O Sporting CP foi o passo seguinte, entre 2005 e 2011. Fez depois uma paragem para ser mãe e por razões familiares, foi para Londres. Acabou por voltar lá ao disco, ainda que por pouco tempo, tendo representado o New Ham & Essex Beagles. Foi uma boa experiência, completamente diferente da realidade portuguesa. Então, não queria nada que fosse muito exigente, treinava três vezes por semana. Mas depois, comecei a ver que podia fazer muito melhor. No entanto, o meu treinador era amador, eu não conseguia evoluir. Parei por completo”.
O regresso à atividade deu-se em 2015 e desde aí, é treinada por Herédio Costa que ela já conhecia. Entre 2017 e 2021, representou a AD Novas Luzes, tendo passado depois a Individual e o Sporting CP desde 2023.
Tem no seu curriculum, vários campeonatos nacionais absolutos e de escalões jovens.
Treinos cinco vezes por semana, seis horas por dia
Na alta competição, quem quer obter grandes resultados, tem de treinar-se a sério. Liliana treina cinco vezes por semana, seis hora por dia. Começa com umas corridas, saltos, musculação, lançamentos, com umas pausas pelo meio.

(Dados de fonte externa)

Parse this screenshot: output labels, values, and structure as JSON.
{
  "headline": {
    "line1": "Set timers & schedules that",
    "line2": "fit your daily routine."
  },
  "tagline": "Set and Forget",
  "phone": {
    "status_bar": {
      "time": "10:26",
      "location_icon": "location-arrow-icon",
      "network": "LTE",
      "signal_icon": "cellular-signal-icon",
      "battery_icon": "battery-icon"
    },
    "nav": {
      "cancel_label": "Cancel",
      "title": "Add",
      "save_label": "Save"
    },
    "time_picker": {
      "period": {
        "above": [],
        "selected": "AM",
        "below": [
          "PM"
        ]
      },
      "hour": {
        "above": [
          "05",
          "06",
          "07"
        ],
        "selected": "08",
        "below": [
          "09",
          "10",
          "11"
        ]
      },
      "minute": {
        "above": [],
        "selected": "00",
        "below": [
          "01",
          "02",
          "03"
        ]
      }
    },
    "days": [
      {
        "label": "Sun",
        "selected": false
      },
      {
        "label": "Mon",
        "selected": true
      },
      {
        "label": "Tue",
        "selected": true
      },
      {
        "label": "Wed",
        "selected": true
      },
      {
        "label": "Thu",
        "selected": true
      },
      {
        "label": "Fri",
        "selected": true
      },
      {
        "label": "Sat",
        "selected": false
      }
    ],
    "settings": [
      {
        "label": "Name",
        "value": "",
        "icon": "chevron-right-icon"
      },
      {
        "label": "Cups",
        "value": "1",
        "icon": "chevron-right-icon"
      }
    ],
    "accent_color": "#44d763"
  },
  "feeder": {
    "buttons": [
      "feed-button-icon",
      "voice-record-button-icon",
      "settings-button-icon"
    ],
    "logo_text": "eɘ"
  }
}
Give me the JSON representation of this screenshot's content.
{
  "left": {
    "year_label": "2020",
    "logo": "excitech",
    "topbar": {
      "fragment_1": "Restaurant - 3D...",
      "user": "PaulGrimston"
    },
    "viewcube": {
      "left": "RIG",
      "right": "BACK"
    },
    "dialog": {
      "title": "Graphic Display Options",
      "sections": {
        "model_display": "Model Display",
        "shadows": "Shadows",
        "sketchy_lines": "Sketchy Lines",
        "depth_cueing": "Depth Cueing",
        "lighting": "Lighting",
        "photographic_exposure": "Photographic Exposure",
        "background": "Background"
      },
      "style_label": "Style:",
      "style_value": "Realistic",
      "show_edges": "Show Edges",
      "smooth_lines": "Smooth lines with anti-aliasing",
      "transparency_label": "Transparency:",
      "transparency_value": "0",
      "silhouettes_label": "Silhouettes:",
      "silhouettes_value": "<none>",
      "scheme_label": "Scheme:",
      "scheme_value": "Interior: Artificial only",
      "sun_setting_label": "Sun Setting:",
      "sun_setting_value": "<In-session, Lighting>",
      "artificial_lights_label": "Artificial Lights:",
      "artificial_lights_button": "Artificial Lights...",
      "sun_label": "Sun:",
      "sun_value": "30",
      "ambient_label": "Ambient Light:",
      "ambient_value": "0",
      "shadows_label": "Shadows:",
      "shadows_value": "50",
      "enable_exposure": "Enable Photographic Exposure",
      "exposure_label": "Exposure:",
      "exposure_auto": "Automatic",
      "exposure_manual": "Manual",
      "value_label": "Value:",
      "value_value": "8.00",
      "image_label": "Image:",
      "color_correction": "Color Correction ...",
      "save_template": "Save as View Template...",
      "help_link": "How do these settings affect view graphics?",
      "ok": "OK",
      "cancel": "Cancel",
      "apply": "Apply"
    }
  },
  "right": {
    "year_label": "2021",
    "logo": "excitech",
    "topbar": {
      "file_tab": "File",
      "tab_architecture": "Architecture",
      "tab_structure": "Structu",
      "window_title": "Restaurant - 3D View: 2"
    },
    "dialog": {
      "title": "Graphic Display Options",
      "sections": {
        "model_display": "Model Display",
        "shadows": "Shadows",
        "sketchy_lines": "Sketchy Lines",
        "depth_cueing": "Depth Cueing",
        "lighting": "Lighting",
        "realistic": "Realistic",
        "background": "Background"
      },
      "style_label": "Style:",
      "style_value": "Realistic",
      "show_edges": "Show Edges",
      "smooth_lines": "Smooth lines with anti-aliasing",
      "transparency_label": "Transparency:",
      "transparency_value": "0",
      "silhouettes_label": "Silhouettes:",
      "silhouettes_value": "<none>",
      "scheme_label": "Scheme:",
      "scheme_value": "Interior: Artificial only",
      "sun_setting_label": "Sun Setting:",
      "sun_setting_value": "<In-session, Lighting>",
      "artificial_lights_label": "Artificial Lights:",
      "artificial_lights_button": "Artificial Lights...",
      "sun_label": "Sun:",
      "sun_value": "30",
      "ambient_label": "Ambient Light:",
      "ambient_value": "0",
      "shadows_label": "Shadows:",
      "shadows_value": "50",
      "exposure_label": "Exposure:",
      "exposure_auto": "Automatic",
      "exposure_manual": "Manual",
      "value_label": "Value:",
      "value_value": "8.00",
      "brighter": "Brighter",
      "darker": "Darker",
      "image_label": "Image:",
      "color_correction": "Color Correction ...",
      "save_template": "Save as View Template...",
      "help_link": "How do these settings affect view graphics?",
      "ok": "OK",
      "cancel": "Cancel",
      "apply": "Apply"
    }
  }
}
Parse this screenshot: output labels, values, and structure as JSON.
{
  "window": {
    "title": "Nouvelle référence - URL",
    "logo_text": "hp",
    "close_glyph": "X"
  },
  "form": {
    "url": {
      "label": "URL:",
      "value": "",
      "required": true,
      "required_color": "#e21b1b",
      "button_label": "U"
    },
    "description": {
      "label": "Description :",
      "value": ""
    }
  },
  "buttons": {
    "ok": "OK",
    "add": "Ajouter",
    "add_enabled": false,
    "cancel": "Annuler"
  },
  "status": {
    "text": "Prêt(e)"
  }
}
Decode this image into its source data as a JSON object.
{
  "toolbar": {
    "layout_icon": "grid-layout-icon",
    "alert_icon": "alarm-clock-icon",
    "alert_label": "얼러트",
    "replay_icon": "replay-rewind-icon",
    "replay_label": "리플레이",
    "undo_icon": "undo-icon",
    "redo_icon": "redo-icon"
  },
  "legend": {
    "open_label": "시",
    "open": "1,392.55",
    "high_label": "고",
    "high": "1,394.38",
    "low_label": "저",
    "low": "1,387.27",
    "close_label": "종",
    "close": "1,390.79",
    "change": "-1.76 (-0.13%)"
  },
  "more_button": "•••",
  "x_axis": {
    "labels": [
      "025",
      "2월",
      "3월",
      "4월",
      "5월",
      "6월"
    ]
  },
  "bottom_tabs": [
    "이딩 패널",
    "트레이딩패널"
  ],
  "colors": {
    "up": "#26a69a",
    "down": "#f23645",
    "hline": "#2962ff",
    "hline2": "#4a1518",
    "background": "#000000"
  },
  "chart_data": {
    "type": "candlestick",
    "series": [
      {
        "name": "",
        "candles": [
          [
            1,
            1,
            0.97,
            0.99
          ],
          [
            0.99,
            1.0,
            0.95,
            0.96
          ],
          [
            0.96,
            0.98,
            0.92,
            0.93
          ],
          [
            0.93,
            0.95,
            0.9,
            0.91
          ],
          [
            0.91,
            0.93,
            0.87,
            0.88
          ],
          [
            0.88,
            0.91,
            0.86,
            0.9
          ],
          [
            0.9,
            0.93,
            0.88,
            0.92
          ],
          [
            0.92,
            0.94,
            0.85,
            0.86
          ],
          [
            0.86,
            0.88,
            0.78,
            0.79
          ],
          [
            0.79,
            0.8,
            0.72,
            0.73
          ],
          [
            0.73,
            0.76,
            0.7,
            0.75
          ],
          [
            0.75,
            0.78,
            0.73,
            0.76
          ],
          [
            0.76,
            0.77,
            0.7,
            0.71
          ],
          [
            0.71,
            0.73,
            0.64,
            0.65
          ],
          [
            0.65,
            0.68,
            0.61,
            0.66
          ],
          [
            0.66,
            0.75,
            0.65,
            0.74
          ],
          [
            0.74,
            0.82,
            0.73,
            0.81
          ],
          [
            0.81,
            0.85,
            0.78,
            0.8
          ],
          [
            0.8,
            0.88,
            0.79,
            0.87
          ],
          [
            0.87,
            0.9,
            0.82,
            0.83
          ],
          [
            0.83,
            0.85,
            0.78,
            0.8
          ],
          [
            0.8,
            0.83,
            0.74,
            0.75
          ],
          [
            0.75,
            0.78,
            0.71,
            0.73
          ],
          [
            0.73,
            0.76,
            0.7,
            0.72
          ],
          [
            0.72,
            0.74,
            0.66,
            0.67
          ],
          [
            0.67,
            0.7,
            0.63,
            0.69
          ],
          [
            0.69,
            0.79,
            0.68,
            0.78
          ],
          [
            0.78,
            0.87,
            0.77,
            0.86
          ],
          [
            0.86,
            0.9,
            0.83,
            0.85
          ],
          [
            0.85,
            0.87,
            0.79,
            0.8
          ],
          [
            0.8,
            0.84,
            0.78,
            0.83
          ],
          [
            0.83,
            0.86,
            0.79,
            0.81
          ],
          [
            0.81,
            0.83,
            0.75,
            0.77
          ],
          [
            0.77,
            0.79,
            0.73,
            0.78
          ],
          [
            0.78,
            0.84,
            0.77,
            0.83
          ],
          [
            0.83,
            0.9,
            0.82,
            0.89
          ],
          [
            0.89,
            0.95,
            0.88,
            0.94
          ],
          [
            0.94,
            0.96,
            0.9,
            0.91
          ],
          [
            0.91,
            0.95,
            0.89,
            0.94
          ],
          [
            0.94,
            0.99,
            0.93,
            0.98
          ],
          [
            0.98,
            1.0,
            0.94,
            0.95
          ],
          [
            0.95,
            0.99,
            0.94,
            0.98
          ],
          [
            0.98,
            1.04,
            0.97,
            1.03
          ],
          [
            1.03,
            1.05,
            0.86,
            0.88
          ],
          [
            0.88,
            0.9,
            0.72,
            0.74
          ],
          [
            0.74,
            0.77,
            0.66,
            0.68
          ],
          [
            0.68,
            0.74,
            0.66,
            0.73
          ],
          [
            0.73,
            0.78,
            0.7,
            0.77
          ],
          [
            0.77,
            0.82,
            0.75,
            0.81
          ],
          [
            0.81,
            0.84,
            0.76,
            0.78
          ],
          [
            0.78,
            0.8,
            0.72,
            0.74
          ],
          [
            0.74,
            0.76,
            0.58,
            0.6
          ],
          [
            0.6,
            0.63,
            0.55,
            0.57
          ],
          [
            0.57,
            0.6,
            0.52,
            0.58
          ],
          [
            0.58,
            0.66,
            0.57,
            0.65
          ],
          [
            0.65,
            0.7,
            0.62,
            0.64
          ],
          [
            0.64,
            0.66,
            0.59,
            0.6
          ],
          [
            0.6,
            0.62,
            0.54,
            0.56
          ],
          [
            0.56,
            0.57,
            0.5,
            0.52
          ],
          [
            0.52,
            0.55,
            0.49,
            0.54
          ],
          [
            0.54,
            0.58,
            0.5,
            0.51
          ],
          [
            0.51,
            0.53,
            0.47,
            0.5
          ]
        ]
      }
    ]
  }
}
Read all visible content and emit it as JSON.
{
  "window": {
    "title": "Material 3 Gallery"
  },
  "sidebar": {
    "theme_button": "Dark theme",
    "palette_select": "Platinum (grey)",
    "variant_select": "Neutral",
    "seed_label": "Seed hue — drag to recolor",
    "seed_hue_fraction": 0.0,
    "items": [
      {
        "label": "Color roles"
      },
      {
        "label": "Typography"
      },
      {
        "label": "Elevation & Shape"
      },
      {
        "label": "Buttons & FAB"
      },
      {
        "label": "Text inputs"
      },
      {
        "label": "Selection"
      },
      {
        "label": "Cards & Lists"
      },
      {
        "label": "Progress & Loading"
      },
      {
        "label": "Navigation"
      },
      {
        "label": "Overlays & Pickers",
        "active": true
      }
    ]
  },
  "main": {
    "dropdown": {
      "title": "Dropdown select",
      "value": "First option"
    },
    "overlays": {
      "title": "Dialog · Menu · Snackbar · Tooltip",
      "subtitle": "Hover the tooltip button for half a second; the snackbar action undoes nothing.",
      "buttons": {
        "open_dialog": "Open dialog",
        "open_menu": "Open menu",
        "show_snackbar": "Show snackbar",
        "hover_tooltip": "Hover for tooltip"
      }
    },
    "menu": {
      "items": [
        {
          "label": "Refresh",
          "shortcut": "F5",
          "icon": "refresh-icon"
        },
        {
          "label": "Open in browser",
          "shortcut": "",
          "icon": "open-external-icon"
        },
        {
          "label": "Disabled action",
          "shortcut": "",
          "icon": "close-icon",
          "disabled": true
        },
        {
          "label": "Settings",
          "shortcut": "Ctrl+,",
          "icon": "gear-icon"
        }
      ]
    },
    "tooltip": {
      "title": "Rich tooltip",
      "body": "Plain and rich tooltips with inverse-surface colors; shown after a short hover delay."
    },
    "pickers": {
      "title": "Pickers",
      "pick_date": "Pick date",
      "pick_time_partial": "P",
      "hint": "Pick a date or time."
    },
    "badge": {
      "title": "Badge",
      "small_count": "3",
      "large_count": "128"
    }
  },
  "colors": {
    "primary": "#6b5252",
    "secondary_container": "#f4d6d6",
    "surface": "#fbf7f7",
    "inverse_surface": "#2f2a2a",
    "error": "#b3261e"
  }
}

Treino bem mais exigente que por exemplo, no futebol! “Muitas vezes, chegamos ao final do treino completamente exaustos!”.
Para quem quer estar no topo mundial da modalidade, o descanso é uma componente fundamental do treino. “As 20h30m já estou na cama, mesmo que não seja logo para dormir. Durmo cinco a sete horas por dia, durmo mais se não estiver muito cansada”.
Meetings da Liga Diamante
Liliana gosta particularmente dos meetings da Liga Diamante. “Gosto de todos, são bem organizados, é onde estão as melhores lançadoras”.
Convívio com as adversárias
As atletas podem ser grandes rivais na pista e disputar a vitória centímetro a centímetro. “Mas fora das competições, são super amáveis. Tenho amizade com elas, convivemos fora das competições. Quando ficamos no mesmo hotel, procuro ficar próxima daquelas com quem me dou melhor, convivemos muito”.
As pessoas são assim naturalmente, o que Liliana mais aprecia na modalidade. “Os campeões do mundo são 5 estrelas. Na Liga Diamante, acolhem-nos bem, não nos sentimos sozinhas”.
Um outro pormenor que podemos observar nas transmissões televisivas tem a ver com uma genuína troca de parabéns dados às vencedoras/medalhadas, mais vincada nelas do que neles. Liliana confirma tal facto e reforça: “Os americanos são os piores a dar os parabéns, mesmo entre eles”.
Momentos mais marcantes da carreira
Liliana tem dois momentos marcantes da carreira. O primeiro foi obtido já depois de ter sido mãe. “Tinha o objetivo de um dia chegar aos 60 metros, tinha lançado 59,52 antes de ser mãe. Quando ultrapassei a marca (61,02) e por mais de um metro, fiquei incrédula”.
O outro momento marcante deu-se em 2021 quando bateu o recorde nacional com 66,40 metros.
Futuro sombrio nos lançamentos e saltos
Liliana vê o futuro da modalidade com alguma apreensão. “Nas corridas, não está muito mau. O pior é nos lançamentos e saltos. É preciso criar mais entusiasmo nos miúdos. O sacrifício que fazem, não compensa o que vão receber, falta criar incentivos”.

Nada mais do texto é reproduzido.